A beleza da estrela da manhã
Hoje não quero compromisso com a história de Cajazeiras. Nem quero saber da ACAL, de economia ou política. Muito menos da rigidez narrativa de fatos, datas ou ilações, seja de que natureza for. Adeus raciocínio disciplinado, policiado pela razão. Quero soltar as amarras do real e deixar fluir a imaginação pelos fluxos interiores até alcançar o fundo da alma. Ela me guiará nesta crônica, nascida na estrela, lá longe, bela e exuberante no seu brilho. Um brilho tão aceso quanto o olhar da menina de minha infância, uma deusa, hoje, atada à minha mente.

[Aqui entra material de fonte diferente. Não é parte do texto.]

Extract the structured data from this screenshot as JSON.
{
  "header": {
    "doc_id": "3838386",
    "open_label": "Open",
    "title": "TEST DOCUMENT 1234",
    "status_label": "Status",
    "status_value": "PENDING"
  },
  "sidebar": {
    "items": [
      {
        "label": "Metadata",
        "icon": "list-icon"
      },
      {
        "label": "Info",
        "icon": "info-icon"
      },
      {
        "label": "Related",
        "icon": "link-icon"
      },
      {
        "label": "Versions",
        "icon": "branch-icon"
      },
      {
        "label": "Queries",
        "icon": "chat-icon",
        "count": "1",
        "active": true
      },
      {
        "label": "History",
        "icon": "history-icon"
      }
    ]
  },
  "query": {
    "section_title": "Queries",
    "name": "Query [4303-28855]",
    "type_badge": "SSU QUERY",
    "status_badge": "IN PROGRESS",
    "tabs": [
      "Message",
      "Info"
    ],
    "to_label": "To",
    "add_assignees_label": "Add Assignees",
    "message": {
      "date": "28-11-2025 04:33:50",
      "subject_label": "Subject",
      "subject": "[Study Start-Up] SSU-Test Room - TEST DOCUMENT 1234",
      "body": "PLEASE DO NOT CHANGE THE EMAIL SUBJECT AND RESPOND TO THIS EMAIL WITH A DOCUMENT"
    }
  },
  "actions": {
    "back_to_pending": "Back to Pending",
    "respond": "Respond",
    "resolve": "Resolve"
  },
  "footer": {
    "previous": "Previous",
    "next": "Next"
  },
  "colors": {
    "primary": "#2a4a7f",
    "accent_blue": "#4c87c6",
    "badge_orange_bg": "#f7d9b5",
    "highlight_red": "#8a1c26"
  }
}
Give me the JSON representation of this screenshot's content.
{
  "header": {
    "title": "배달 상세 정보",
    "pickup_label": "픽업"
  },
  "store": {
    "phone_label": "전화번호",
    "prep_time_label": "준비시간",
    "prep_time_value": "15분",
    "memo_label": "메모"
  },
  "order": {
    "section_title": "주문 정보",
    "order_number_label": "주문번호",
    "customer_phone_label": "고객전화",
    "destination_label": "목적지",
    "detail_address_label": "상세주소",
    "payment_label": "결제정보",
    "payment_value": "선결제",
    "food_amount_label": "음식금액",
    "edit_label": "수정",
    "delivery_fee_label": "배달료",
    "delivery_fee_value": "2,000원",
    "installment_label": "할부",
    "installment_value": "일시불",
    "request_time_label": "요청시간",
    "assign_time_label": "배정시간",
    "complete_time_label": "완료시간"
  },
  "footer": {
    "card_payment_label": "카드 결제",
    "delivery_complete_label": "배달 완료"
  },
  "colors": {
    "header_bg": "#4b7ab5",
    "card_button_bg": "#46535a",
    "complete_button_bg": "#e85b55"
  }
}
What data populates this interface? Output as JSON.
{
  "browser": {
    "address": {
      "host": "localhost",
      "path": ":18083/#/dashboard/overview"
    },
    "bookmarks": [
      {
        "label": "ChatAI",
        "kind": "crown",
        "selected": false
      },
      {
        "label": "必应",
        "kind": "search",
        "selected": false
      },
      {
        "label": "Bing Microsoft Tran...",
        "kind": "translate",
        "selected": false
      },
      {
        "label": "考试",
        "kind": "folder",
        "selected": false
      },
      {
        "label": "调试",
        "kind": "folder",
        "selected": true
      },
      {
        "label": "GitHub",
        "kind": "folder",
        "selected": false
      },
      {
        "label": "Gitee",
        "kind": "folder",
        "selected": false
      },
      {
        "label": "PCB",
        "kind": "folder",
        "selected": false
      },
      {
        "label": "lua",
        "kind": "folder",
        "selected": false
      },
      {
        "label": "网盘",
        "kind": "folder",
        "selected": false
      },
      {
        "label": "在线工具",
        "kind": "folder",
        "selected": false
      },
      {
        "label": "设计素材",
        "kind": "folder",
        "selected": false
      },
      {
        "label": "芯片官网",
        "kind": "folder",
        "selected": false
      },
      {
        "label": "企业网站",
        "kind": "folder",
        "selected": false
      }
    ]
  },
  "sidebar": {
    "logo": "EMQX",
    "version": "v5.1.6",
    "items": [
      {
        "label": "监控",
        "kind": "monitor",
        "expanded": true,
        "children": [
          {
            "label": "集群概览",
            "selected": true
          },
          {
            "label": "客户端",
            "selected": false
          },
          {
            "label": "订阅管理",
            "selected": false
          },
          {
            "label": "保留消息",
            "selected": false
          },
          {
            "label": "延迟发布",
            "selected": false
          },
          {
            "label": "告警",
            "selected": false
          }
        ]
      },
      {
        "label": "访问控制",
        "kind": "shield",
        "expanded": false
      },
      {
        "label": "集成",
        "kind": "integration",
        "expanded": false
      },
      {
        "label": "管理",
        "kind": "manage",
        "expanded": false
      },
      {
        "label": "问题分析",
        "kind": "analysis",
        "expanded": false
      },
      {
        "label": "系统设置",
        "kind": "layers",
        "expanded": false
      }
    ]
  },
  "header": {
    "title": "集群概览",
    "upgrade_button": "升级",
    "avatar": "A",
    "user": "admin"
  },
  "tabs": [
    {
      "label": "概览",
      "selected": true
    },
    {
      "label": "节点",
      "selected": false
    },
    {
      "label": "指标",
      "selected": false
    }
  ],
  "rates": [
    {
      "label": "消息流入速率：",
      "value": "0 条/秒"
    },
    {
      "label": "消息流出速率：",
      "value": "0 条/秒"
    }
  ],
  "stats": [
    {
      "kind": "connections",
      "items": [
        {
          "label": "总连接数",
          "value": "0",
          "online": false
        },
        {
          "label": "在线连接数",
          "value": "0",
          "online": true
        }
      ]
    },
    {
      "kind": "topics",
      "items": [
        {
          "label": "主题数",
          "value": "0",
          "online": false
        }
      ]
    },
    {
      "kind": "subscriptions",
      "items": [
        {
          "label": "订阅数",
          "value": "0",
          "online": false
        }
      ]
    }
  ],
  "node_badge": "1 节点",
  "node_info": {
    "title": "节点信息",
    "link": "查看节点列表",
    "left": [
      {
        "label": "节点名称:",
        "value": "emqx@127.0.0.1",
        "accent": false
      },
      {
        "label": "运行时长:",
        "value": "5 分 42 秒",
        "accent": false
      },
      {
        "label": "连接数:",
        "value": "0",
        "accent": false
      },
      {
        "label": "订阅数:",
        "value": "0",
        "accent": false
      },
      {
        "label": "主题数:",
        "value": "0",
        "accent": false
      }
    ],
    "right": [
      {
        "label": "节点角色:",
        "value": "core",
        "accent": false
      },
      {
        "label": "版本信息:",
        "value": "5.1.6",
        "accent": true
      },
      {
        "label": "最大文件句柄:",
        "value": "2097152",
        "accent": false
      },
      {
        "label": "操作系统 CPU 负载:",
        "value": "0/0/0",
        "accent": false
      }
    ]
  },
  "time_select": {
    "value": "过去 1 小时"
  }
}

Quando levantei os olhos, lá estava ela no claro/escuro da madrugada. Não era dia nem noite, as silhuetas dos edifícios do Recife pareciam assombrações de Gilberto Freyre. Bem longe, a estrela aparecia a meus olhos descansados de uma noite bem dormida. Gozei sua presença, de pé na varanda do quarto, o silêncio a realçar o êxtase e a fruição da manhã, quase noite ainda. A tranquilidade ambiente se contrapunha ao reboliço interior. Um mundo de recordações me invade a alma, a remexer a memória à vista daquele ponto faiscante nas lonjuras fascinantes do universo.
A estrela da manhã me levou ao sítio Prensa de minha infância. Perto do curral de gado, meu pai e Zé Bento assuntavam o tempo, antes de começar a ordenha. Apuravam a vista tentando ver sinal de relâmpago lá para as bandas do Cariri. É bom sinal, dizia o velho, um relâmpago nessa época naquele rumo é prenúncio de inverno. Arregalava meus olhos e não conseguia ver nada parecido com rastro de luz no céu. Os dois enxergavam. E em monossílabos expressavam a alegria sertaneja. Alegria que eu carrego dentro de mim onde quer que me encontre. As marcas da infância são assim. Fincadas lá dentro num apego formidável. Tão fortes quanto olhares que se cruzam no meio do caminho. Exatamente no meio. Medidos, não pela régua, mas pelo brilho que emitem.
Um ônibus passa na rua onde moro.
O barulho me arranca do meu mundo infantil, da festa que é a visão da estrela da manhã ainda sem sol. Deve ser o primeiro carro a sair da garagem rumo ao terminal da Macaxeira, penso, tentando recompor meu gozo e me transportar outra vez às lembranças de criança. E vejo o açude, o velho açude da Prensa, do tempo de minha avó, Mãe Nanzinha, mulher do major Higino Rolim. Não conheci nem um nem outro. Desvantagem de ser ponta de rama, dizia meu pai.
Da ponta da varanda da casa da Prensa eu via passar aquela menina para o açude. Era do meu tope. Loura, cabelos soltos, olhos claros. Risonha… Bora também? Um dia ela me chamou, falando pelo irresistível brilho no olhar. Feito a estrela da manhã que ainda resiste à teimosia estraga-prazer do sol em apagar as marcas do amor e de saudade. Fui. Não tive o alumbramento do poeta Manuel Bandeira diante da moça nua a tomar banho no rio Capibaribe.
Fomos e voltamos.
E nunca mais pude afastar de mim a visão daquela menina de cabelos longos, pele clara, riso aberto, olhar de fogo. Se algum dia eu escrever um romance, ela, a menina de minha infância, renascerá, quem sabe, nas asas da imaginação, forte, exuberante, poderosa, a iluminar com o brilho de seus olhos os rumos que minha fantasia guardou na alma. E carrego aonde vou. Escondida. Um dia explode. Basta levantar os olhos e enxergar ao amanhecer aquele pontinho faiscante, que nem a visão de uma deusa, tão bela aparece a meus olhos ávidos para sentir a beleza da estrela da manhã.